With perhaps too many “in-jokes” to be immediately accessible to the mainly young audience, the works remained entertaining and were played with just the right sense of humour. Nina Schumann as a tipsy prima donna pianist was a revelation, incidentally playing the piano far better than on recent visits.
Sadly, though, this season also saw the departure of two outstanding members of the NSO.
Principal flautist Leslie Sheills returns to England after 20 years. In Allan Stephenson’s Concertino for Flute and Strings Shiells displayed all his considerable skills and his fine sense of musical style. Clarinettist Robert Pickup, leaving to study in Switzerland, bid farewell with Thomas Rajna’s amiable Rhapsody for Clarinet and Orchestra, written for Pickup. With a performance which communicated vividly with the audience, Pickup confirmed his stature as the leading clarinettist in South Africa. A pity that for the foreseeable future his artistry is lost to this country.
The winter season has traditionally been a happy occasion for local performers and conductors; this year was no exception. Violinist Pieter Schoeman, now making a career in France, again impressed in Mozart’s fifth violin concerto and the Bach double concerto (with his wife, Florence Garel).

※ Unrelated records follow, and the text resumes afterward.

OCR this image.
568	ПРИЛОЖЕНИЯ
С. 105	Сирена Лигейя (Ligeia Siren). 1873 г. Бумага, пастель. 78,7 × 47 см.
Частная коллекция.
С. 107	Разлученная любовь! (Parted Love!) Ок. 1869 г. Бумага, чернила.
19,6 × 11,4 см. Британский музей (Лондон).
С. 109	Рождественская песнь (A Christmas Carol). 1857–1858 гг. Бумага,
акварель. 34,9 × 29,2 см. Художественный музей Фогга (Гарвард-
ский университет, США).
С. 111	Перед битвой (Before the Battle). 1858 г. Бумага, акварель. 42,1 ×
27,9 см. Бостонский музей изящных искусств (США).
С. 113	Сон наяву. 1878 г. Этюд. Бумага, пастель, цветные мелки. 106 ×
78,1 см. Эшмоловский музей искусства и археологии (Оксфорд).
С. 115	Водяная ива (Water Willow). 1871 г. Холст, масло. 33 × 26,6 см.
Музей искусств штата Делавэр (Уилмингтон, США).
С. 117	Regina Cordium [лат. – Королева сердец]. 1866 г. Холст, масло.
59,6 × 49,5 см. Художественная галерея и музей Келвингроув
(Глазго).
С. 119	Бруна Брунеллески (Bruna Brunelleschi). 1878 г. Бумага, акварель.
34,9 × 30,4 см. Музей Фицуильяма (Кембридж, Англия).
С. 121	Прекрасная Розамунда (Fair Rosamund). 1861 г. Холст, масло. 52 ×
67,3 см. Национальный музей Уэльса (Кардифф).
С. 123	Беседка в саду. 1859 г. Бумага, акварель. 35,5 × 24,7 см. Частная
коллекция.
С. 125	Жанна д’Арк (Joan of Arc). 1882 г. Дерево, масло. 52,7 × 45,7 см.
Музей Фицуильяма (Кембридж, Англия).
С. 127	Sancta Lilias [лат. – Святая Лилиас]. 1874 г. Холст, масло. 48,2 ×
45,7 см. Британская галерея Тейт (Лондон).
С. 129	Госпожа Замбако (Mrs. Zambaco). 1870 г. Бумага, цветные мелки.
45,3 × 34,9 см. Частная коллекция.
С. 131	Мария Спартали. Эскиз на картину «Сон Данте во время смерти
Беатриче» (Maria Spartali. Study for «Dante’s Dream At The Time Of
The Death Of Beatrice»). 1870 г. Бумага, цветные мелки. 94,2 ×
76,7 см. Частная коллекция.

NSO principal double bass, Victor Bogdanov, too, showed that in the Bottesini concerto that he merits more scope to display his talent.
Of the conductors, as expected, only Gerard Korsten made any impression at all. In whatever he conducted, and despite his tantrum in rehearsal about the quality of the orchestral playing, Korsten’s reading are always revelatory, perhaps never more so than in the classical works by Mozart and Haydn.